Nothing annoys me more than reading about how people are battling this disease but they are "just fine" and "never looked back". The old, "I was upset at first but I didn’t want to let MS get me down, so I got over it." That is a total line of you know what, and it sounds trite to all of us real people, who realize that this is a disease that taunts you on a regular basis and getting upset about it from time to time is a natural and healthy reaction.
This site is great because people like me have the chance to put a real spin on this disease without projecting onto you the need to suck it up and act all pollyanna. Reality is important in every situation. Multiple sclerosis is a disease that can really bend your entire reality, so I find it particularly necessary to remain real at all costs while swimming in its wake.
Whatever Makes You Happy
Finally, the best multiple sclerosis resources are whatever makes you happy. I hop from one thing to another for information and coping mechanisms. Through the years, I have realized that there is information all around that can help us carve out a better experience within our new parameters.
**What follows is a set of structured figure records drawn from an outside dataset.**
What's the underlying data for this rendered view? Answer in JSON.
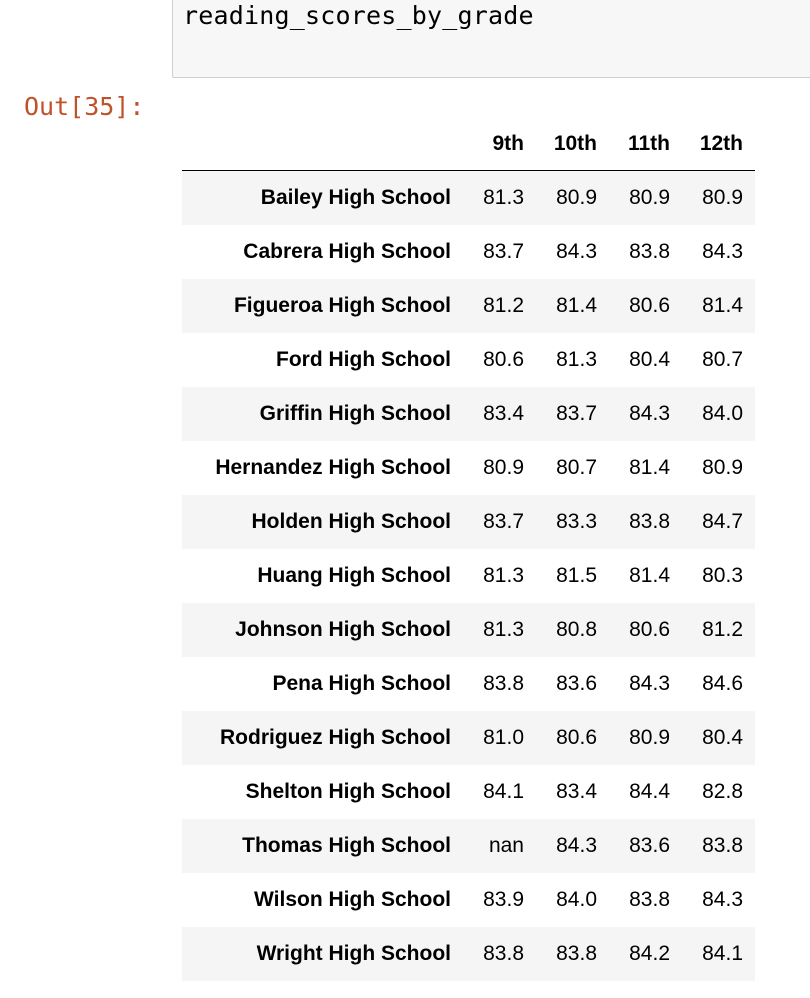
{
  "code_cell": {
    "source": "reading_scores_by_grade"
  },
  "output": {
    "prompt": "Out[35]:",
    "columns": [
      "9th",
      "10th",
      "11th",
      "12th"
    ],
    "rows": [
      {
        "school": "Bailey High School",
        "values": [
          "81.3",
          "80.9",
          "80.9",
          "80.9"
        ]
      },
      {
        "school": "Cabrera High School",
        "values": [
          "83.7",
          "84.3",
          "83.8",
          "84.3"
        ]
      },
      {
        "school": "Figueroa High School",
        "values": [
          "81.2",
          "81.4",
          "80.6",
          "81.4"
        ]
      },
      {
        "school": "Ford High School",
        "values": [
          "80.6",
          "81.3",
          "80.4",
          "80.7"
        ]
      },
      {
        "school": "Griffin High School",
        "values": [
          "83.4",
          "83.7",
          "84.3",
          "84.0"
        ]
      },
      {
        "school": "Hernandez High School",
        "values": [
          "80.9",
          "80.7",
          "81.4",
          "80.9"
        ]
      },
      {
        "school": "Holden High School",
        "values": [
          "83.7",
          "83.3",
          "83.8",
          "84.7"
        ]
      },
      {
        "school": "Huang High School",
        "values": [
          "81.3",
          "81.5",
          "81.4",
          "80.3"
        ]
      },
      {
        "school": "Johnson High School",
        "values": [
          "81.3",
          "80.8",
          "80.6",
          "81.2"
        ]
      },
      {
        "school": "Pena High School",
        "values": [
          "83.8",
          "83.6",
          "84.3",
          "84.6"
        ]
      },
      {
        "school": "Rodriguez High School",
        "values": [
          "81.0",
          "80.6",
          "80.9",
          "80.4"
        ]
      },
      {
        "school": "Shelton High School",
        "values": [
          "84.1",
          "83.4",
          "84.4",
          "82.8"
        ]
      },
      {
        "school": "Thomas High School",
        "values": [
          "nan",
          "84.3",
          "83.6",
          "83.8"
        ]
      },
      {
        "school": "Wilson High School",
        "values": [
          "83.9",
          "84.0",
          "83.8",
          "84.3"
        ]
      },
      {
        "school": "Wright High School",
        "values": [
          "83.8",
          "83.8",
          "84.2",
          "84.1"
        ]
      }
    ]
  }
}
I regularly read books on clean living and yoga. I do this because, for me, eating healthy makes me feel better and practicing yoga adds to that experience. Tiffany Cruikshank is my favorite yoga instructor on yogaglo.com and her book “Optimal Health for a Vibrant Life" was wonderful for getting me started on my path towards health and wellness. Yes, I am one of those clean eating, exercise addicts, but that is what floats my boat and makes me feel good.
Find the things that make you feel centered and good in life. There are plenty of resources out there to binge on!